The Open Throat
Just as with the forward tone, the meaning of the open throat is best brought out by contrasting the impressions made on the hearer by a perfect and a badly used voice. A badly produced tone seems to be caught, or as Tosi expressed it, "choaked in the throat." The singer's throat seems to be tightened and narrowed so that the sound has not sufficient passageway to come out properly. On the other hand, the perfectly used voice comes out freely, without interference or hindrance at any point in the singer's throat. There seems to be plenty of room for the tone to come forth; in other words, the singer's throat seems to be open.
All these impressions are purely a matter of sympathetic sensations. In listening to a faulty singer the hearer feels a sensation of tightness and contraction of the throat.
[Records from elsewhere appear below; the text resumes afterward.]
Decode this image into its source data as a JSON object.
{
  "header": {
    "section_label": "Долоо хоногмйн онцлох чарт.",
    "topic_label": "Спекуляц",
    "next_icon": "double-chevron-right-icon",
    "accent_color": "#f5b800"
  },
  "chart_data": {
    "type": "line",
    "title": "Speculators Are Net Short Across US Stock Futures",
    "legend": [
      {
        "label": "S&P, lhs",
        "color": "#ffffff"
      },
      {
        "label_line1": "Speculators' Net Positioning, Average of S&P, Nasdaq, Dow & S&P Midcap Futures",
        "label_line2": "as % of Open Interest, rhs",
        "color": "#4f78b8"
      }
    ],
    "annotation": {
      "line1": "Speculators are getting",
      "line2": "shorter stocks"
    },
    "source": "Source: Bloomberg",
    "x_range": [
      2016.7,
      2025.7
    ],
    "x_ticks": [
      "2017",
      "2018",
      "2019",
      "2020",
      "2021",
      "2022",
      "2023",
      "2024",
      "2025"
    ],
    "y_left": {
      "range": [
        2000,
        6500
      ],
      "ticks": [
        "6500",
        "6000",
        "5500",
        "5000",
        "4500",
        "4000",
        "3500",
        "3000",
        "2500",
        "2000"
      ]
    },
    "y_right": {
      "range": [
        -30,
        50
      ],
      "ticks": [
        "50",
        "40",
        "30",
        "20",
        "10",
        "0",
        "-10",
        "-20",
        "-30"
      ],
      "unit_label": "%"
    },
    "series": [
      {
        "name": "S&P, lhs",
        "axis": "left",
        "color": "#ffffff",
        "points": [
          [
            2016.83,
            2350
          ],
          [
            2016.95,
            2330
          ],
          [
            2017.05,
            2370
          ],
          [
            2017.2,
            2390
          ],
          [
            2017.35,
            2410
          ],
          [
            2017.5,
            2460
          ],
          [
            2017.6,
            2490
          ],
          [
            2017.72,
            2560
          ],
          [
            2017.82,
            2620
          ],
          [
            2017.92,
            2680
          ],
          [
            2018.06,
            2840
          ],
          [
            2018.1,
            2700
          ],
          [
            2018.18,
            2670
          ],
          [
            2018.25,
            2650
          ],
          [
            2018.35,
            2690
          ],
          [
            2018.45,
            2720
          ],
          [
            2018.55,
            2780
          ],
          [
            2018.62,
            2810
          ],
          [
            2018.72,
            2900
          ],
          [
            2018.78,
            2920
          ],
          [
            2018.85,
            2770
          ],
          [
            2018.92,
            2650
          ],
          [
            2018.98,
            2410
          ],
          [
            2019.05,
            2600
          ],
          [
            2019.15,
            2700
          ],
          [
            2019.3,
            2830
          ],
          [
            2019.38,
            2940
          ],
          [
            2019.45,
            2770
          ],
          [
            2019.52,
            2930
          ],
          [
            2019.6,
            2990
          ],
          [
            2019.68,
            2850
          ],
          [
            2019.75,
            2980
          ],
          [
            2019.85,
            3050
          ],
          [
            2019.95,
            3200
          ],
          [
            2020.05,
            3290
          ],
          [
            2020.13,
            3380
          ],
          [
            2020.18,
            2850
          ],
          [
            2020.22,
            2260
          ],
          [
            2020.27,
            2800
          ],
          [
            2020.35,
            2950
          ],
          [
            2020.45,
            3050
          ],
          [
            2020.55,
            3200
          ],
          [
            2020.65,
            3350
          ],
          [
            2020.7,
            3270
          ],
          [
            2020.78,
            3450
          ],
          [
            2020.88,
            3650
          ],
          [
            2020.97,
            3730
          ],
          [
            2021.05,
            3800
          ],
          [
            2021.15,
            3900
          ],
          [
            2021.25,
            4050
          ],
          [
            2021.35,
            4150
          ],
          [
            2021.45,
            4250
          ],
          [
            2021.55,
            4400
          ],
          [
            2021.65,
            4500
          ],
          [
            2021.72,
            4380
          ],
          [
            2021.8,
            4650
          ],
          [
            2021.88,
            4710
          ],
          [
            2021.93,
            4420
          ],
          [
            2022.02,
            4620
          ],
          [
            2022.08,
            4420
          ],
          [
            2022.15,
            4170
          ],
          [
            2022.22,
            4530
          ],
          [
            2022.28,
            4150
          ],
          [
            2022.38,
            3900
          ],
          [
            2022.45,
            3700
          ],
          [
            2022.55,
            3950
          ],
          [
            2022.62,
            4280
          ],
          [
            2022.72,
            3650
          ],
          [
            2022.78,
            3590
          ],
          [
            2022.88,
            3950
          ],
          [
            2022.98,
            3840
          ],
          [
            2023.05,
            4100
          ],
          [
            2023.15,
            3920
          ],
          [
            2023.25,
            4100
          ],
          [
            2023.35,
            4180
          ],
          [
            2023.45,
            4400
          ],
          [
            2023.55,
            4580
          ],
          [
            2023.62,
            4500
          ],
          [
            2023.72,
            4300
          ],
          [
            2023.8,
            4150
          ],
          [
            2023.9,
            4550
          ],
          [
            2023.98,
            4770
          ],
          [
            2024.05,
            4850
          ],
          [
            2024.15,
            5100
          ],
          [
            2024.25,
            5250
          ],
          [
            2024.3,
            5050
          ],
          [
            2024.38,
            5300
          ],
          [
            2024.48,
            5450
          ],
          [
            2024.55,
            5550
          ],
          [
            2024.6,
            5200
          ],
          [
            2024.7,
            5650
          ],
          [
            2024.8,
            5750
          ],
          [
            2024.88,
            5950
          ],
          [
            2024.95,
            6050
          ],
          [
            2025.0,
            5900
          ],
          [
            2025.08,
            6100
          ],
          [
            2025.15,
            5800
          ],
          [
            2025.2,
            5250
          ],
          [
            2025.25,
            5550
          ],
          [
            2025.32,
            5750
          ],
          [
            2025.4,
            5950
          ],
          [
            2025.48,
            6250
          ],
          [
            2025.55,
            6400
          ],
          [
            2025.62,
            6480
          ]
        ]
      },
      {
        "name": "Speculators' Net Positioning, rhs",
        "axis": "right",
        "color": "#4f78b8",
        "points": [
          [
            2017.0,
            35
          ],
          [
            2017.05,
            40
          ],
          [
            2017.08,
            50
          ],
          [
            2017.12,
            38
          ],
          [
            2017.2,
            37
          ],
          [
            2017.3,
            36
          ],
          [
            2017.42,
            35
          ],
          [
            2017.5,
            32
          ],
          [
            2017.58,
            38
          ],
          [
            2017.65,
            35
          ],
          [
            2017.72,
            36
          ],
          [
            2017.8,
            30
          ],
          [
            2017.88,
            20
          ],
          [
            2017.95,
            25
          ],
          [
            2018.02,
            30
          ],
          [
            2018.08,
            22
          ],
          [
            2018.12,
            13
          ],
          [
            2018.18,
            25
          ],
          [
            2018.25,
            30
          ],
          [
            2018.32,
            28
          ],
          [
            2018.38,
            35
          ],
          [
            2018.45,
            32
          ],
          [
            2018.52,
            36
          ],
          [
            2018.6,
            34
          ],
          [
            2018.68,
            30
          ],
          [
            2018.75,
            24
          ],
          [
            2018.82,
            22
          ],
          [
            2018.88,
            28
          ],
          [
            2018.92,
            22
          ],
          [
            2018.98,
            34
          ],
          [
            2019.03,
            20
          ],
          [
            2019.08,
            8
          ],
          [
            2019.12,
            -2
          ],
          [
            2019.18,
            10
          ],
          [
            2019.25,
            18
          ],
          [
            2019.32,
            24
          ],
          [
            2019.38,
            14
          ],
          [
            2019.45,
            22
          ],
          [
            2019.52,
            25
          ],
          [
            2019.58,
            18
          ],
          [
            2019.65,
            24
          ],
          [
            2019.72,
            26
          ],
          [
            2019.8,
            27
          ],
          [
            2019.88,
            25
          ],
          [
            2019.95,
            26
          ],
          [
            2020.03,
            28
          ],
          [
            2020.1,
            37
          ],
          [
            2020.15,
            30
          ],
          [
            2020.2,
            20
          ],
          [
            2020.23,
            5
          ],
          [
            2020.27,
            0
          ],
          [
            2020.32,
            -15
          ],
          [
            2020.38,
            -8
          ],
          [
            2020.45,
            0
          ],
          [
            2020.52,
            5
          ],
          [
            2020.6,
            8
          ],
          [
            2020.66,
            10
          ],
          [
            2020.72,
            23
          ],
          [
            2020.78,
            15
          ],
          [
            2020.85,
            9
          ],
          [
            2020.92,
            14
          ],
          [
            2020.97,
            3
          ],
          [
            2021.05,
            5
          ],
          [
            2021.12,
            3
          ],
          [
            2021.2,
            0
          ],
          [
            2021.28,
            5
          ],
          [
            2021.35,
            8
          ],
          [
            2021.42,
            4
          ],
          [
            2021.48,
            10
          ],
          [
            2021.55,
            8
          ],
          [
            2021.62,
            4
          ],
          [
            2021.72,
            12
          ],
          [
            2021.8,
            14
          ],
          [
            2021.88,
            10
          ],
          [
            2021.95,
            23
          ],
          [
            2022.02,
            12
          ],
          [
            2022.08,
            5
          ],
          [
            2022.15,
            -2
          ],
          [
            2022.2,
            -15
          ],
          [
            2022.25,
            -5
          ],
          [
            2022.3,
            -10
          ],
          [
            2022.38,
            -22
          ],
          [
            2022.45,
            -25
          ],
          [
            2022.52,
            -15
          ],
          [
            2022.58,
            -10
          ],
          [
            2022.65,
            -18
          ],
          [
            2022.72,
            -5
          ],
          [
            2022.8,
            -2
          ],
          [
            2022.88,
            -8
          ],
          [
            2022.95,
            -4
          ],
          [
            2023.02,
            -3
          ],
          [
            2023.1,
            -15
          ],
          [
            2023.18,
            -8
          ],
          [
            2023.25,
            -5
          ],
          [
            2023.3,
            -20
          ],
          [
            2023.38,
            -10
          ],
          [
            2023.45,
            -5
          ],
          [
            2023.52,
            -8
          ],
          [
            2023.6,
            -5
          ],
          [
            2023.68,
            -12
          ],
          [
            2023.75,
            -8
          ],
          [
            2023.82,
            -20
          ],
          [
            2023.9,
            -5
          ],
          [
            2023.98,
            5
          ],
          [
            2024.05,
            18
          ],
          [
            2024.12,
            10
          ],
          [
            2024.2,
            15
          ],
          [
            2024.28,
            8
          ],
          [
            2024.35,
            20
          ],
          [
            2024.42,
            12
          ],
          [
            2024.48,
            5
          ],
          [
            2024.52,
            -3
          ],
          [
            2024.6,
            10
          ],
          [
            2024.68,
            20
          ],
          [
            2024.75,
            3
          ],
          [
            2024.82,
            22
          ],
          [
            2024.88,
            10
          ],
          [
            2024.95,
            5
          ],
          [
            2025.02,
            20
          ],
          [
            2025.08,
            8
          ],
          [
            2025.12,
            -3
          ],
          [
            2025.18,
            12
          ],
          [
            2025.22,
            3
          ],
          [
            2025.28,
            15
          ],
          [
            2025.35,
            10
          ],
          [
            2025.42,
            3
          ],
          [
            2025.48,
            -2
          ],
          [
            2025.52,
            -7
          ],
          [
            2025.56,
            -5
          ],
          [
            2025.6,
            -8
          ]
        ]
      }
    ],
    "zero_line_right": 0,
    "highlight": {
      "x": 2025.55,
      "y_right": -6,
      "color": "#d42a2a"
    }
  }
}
A well used voice awakens exactly the opposite sensation, that of looseness and freedom of the throat.
Here again is seen the difference between correct and incorrect singing, empirically considered. Judging from the impressions made by rightly and wrongly used voices, any incorrect vocal action involves a condition of tightness and contraction of the throat. Perfect singing gives the impression that the throat is loose and supple, and free from all unnecessary tension.
The Support of the Tone
Following the plan of contrasting correct and incorrect singing, the meaning of this precept is readily found. The perfect voice is felt by the hearer to be firmly and confidently held by the singer in a secure grasp of the throat muscles. Such a voice awakens the sympathetic sensations of perfectly balanced muscular effect, similar to the muscular sensations of the hand and forearm when an object is firmly grasped in the hand.
A badly used voice seems to be convulsively gripped in the singer's throat. The tones seem to fall back into the throat for want of some secure base on which to rest. This impression is conveyed by a peculiar set of sympathetic sensations of highly unpleasant muscular tension far back in the throat.
This precept, "Support the tone," points to the difference already noted between the right and the wrong vocal action. Badly produced tones indicate a state of excessive tension of the throat muscles. Correct singing gives the impression that the throat muscles exert exactly the requisite degree of strength, and no more.
Taken together, the open-throat and the forward-tone precepts embody an admirable description of the sympathetic sensations awakened by perfect singing. The singer's entire vocal mechanism is felt to be in a condition of lithe and supple freedom. There is no straining, no constraint, no forcing, no unnecessary tension. Each muscle of the vocal mechanism, and indeed of the entire body, exerts just the necessary degree of strength.
Similar muscular sensations always accompany the expert performance of any action requiring a high degree of dexterity. Whatever be the form of exertion, skilful physical activity awakens muscular sensations of perfectly balanced and harmonized contractions. This feeling of muscular poise and adjustment is pleasurable in a high degree.